Dem Vernehmen nach steht Landwirtschaftsministerin Elisabeth Koestinger (ÖVP) offenbar kurz vor dem Rücktritt. Ein enger Vertrauter von Altkanzler Sebastian Kurz (ÖVP) will um 11 Uhr ein persönliches Statement abgeben.

09.05.2022 09.43

Heute online, 9.43 Uhr (Update: 10.33 Uhr)

Koestinger, dessen Ministerium auch für Tourismus, Telekommunikation und öffentliche Dienste zuständig ist, will sich laut Kurier aus der Politik zurückziehen und auch von seinem Sitz im Nationalrat zurücktreten. Dies wurde dem Kurier von der ÖVP bestätigt. Für 11:00 Uhr ist eine „persönliche Erklärung“ auf der Station vorgesehen. Köstinger sieht laut Krone seine wichtigsten Projekte in der Politik als abgeschlossen an. Am Wochenende fiel schließlich die Entscheidung zum Rückzug.

Köstinger galt lange als Kandidat für die Abgeordnetenwahl, und als Kurz die Politik verließ, tauchten Gerüchte auf, dass er gehen könnte. Die gebürtige Kärntnerin war 2017 Europaabgeordnete, Generalsekretärin, kurzzeitig Nationalratspräsidentin und übernahm dann das Landwirtschaftsministerium. Wer die Nachfolge von Koestinger antreten wird, ist noch unklar.
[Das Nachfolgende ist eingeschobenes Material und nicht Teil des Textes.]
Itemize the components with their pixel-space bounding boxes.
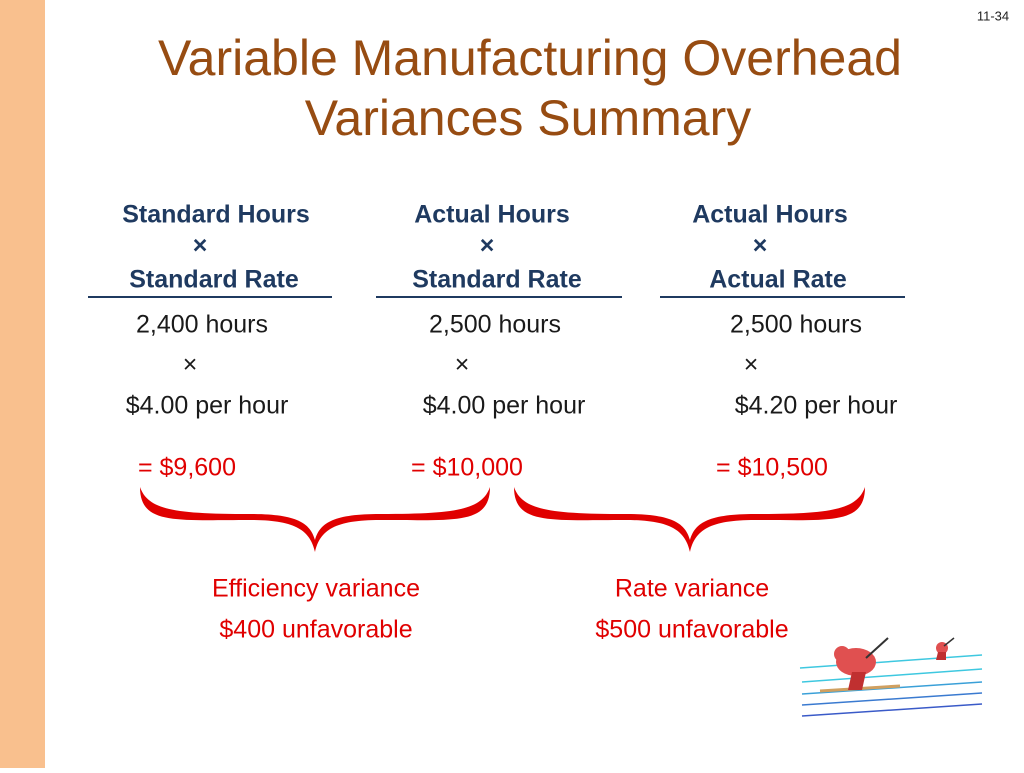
- slide-number: 11-34: [977, 8, 1009, 23]
- brace: [140, 487, 490, 552]
- brace: [514, 487, 865, 552]
- title-line: Variable Manufacturing Overhead: [158, 30, 902, 86]
- variance-label: Rate variance: [615, 575, 769, 603]
- total: = $10,000: [411, 454, 523, 482]
- rate: $4.00 per hour: [423, 392, 586, 420]
- title-line: Variances Summary: [305, 90, 751, 146]
- operator: ×: [455, 351, 470, 379]
- variance-amount: $500 unfavorable: [595, 616, 788, 644]
- header: Standard Rate: [129, 266, 299, 294]
- rate: $4.00 per hour: [126, 392, 289, 420]
- total: = $10,500: [716, 454, 828, 482]
- rate: $4.20 per hour: [735, 392, 898, 420]
- variance-label: Efficiency variance: [212, 575, 420, 603]
- hours: 2,400 hours: [136, 311, 268, 339]
- header: Actual Hours: [414, 201, 570, 229]
- operator: ×: [183, 351, 198, 379]
- hours: 2,500 hours: [429, 311, 561, 339]
- header: Actual Hours: [692, 201, 848, 229]
- operator: ×: [753, 232, 768, 260]
- operator: ×: [744, 351, 759, 379]
- hours: 2,500 hours: [730, 311, 862, 339]
- header: Standard Hours: [122, 201, 310, 229]
- side-bar: [0, 0, 45, 768]
- variance-amount: $400 unfavorable: [219, 616, 412, 644]
- total: = $9,600: [138, 454, 236, 482]
- operator: ×: [480, 232, 495, 260]
- header: Actual Rate: [709, 266, 847, 294]
- operator: ×: [193, 232, 208, 260]
- header: Standard Rate: [412, 266, 582, 294]
- skier-illustration: [799, 637, 983, 717]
Verwandlung vor dem Parteitag am Samstag

Am Samstag ist ÖVP-Parteitag in Graz, wo Karl Nehammer offiziell zum Parteivorsitzenden gewählt wurde. Am Vorabend des Parteitags mehrten sich Gerüchte über mögliche Abgänge aus der ÖVP. Neben Wirtschaftsministerin Margaret Schrambök wurde auch Generalsekretärin Laura Sachslaner als Kandidatin für die Stellvertretung nominiert. Sachslechner dementierte die neuesten Gerüchte.

Eine wichtige Rolle bei Kurz

Politisch kommt der 43-jährige Köstinger, der im Kärntner Granitztal aufgewachsen ist, aus der Landjugend und leitet seit einigen Jahren den Österreichischen Jungbauernverband. In dieser Zeit wurde sie 2009 Mitglied des EU-Parlaments, ein Amt, das sie bis zu den Nationalratswahlen 2017 innehatte, bei denen sie als Generalsekretärin eine wichtige Rolle spielte.

Köstinger war nach der Wahl 2017 Teil der Lenkungsgruppe der ÖVP bei Verhandlungen mit der FPÖ und wurde bereits als Ministerkandidat gehandelt. Dass sie den Posten der Nationalratsvorsitzenden dennoch annahm, und zwar nur für wenige Wochen, provozierte bei ihr Kritik. Im Dezember wurde sie zur Ministerin für Land- und Forstwirtschaft, Umwelt und Wasser ernannt. Mit der Koalition mit den Grünen hat sich das Umfeld zu den Grünen verschoben, wozu auch die Telekommunikation gehört.